The King announced as Royal Horticultural Society Patron


The RHS has announced that His Majesty The King will be the next Patron of the Royal Horticultural Society.

Keith Weed CBE, President of the RHS said, “As an advocate for the planet and champion for environmental issues, we are thrilled and honoured that His Majesty The King is our Royal Patron. We look forward to furthering our work to reach more people of all ages, backgrounds and gardening abilities with the joy of growing plants and gardening to create wonderful gardens, combat the effects of climate change and build a better future for generations to come.”

The King and Queen visited the RHS Chelsea Flower Show on Monday 20 May, to meet the growers, designers, and horticulturists who contribute to making UK gardens and gardeners among the best in the world. During their visit, they explored the RHS No Adults Allowed Garden, a historic first for the show, as it was designed by children. This innovative garden aims to inspire children everywhere to become gardeners, helping the planet while having fun. Co-designed with Harry Holding, the garden features a woodland, meadows, a wetland with vibrant colors, oversized bog plants, and a natural den set within a pool of water.

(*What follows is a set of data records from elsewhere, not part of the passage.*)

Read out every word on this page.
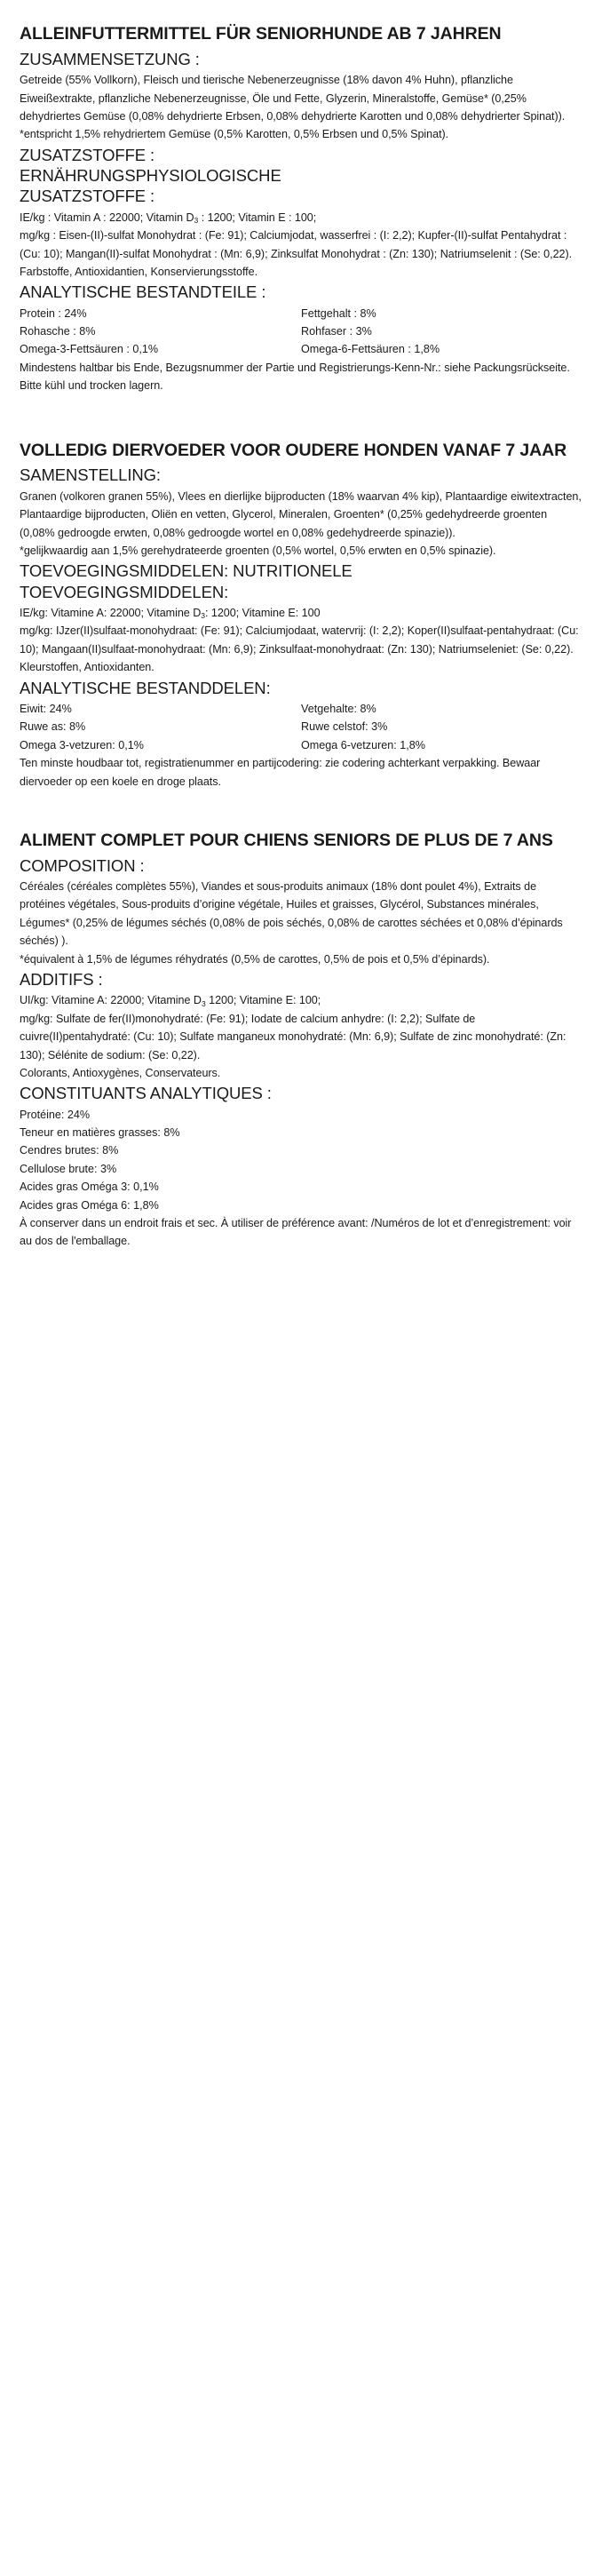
ALLEINFUTTERMITTEL FÜR SENIORHUNDE AB 7 JAHREN
ZUSAMMENSETZUNG :

Getreide (55% Vollkorn), Fleisch und tierische Nebenerzeugnisse (18% davon 4% Huhn), pflanzliche Eiweißextrakte, pflanzliche Nebenerzeugnisse, Öle und Fette, Glyzerin, Mineralstoffe, Gemüse* (0,25% dehydriertes Gemüse (0,08% dehydrierte Erbsen, 0,08% dehydrierte Karotten und 0,08% dehydrierter Spinat)).

*entspricht 1,5% rehydriertem Gemüse (0,5% Karotten, 0,5% Erbsen und 0,5% Spinat).

ZUSATZSTOFFE :
ERNÄHRUNGSPHYSIOLOGISCHE
ZUSATZSTOFFE :

IE/kg : Vitamin A : 22000; Vitamin $D_3$ : 1200; Vitamin E : 100;

mg/kg : Eisen-(II)-sulfat Monohydrat : (Fe: 91); Calciumjodat, wasserfrei : (I: 2,2); Kupfer-(II)-sulfat Pentahydrat : (Cu: 10); Mangan(II)-sulfat Monohydrat : (Mn: 6,9); Zinksulfat Monohydrat : (Zn: 130); Natriumselenit : (Se: 0,22).

Farbstoffe, Antioxidantien, Konservierungsstoffe.

ANALYTISCHE BESTANDTEILE :
Protein : 24%	Fettgehalt : 8%
Rohasche : 8%	Rohfaser : 3%
Omega-3-Fettsäuren : 0,1%	Omega-6-Fettsäuren : 1,8%

Mindestens haltbar bis Ende, Bezugsnummer der Partie und Registrierungs-Kenn-Nr.: siehe Packungsrückseite. Bitte kühl und trocken lagern.

VOLLEDIG DIERVOEDER VOOR OUDERE HONDEN VANAF 7 JAAR
SAMENSTELLING:

Granen (volkoren granen 55%), Vlees en dierlijke bijproducten (18% waarvan 4% kip), Plantaardige eiwitextracten, Plantaardige bijproducten, Oliën en vetten, Glycerol, Mineralen, Groenten* (0,25% gedehydreerde groenten (0,08% gedroogde erwten, 0,08% gedroogde wortel en 0,08% gedehydreerde spinazie)).

*gelijkwaardig aan 1,5% gerehydrateerde groenten (0,5% wortel, 0,5% erwten en 0,5% spinazie).

TOEVOEGINGSMIDDELEN: NUTRITIONELE
TOEVOEGINGSMIDDELEN:

IE/kg: Vitamine A: 22000; Vitamine $D_3$: 1200; Vitamine E: 100

mg/kg: IJzer(II)sulfaat-monohydraat: (Fe: 91); Calciumjodaat, watervrij: (I: 2,2); Koper(II)sulfaat-pentahydraat: (Cu: 10); Mangaan(II)sulfaat-monohydraat: (Mn: 6,9); Zinksulfaat-monohydraat: (Zn: 130); Natriumseleniet: (Se: 0,22).

Kleurstoffen, Antioxidanten.

ANALYTISCHE BESTANDDELEN:
Eiwit: 24%	Vetgehalte: 8%
Ruwe as: 8%	Ruwe celstof: 3%
Omega 3-vetzuren: 0,1%	Omega 6-vetzuren: 1,8%

Ten minste houdbaar tot, registratienummer en partijcodering: zie codering achterkant verpakking. Bewaar diervoeder op een koele en droge plaats.

ALIMENT COMPLET POUR CHIENS SENIORS DE PLUS DE 7 ANS
COMPOSITION :

Céréales (céréales complètes 55%), Viandes et sous-produits animaux (18% dont poulet 4%), Extraits de protéines végétales, Sous-produits d’origine végétale, Huiles et graisses, Glycérol, Substances minérales, Légumes* (0,25% de légumes séchés (0,08% de pois séchés, 0,08% de carottes séchées et 0,08% d’épinards séchés) ).

*équivalent à 1,5% de légumes réhydratés (0,5% de carottes, 0,5% de pois et 0,5% d’épinards).

ADDITIFS :

UI/kg: Vitamine A: 22000; Vitamine $D_3$ 1200; Vitamine E: 100;

mg/kg: Sulfate de fer(II)monohydraté: (Fe: 91); Iodate de calcium anhydre: (I: 2,2); Sulfate de cuivre(II)pentahydraté: (Cu: 10); Sulfate manganeux monohydraté: (Mn: 6,9); Sulfate de zinc monohydraté: (Zn: 130); Sélénite de sodium: (Se: 0,22).

Colorants, Antioxygènes, Conservateurs.

CONSTITUANTS ANALYTIQUES :
Protéine: 24%
Teneur en matières grasses: 8%
Cendres brutes: 8%
Cellulose brute: 3%
Acides gras Oméga 3: 0,1%
Acides gras Oméga 6: 1,8%

À conserver dans un endroit frais et sec. À utiliser de préférence avant: /Numéros de lot et d’enregistrement: voir au dos de l'emballage.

Other gardens that were visited included the Moroto no IE Garden, designed by Kazuyuki Ishihara, where vibrant acers and a tumbling waterfall blended the beauty of the natural world with the practicalities of family life. The Addleshaw Goddard Junglette Garden, designed by Mike McMahon and Jewlsy Matthews, featured hardy tropical planting on the balcony that mirrored the structural layers of the jungle.

Their Majesties visited the RHS Chelsea Flower Show just weeks after the Coronation last year. During the 2009 show, Her Late Majesty Queen Elizabeth II presented The King, then Prince of Wales with the RHS Victoria Medal of Honour (VMH) – the charity’s most prestigious award – as a tribute to his deep interest and expertise in horticulture.

Having spent a lifetime championing the environment, The King has transformed his own garden at Highgrove into one of the most inspiring and innovative in the UK.

In 2013, The King, then Prince of Wales, launched the Coronation Meadows Project to create 60 meadows in honour of the 60th anniversary of the late Queen’s accession to the throne. Over the past decade, the project has flourished, resulting in the creation of over 100 fields of flowers. The late Queen Elizabeth II served as the Patron of the RHS from 1952, a role she held for 70 years. She visited the RHS Chelsea Flower Show nearly every year of her reign.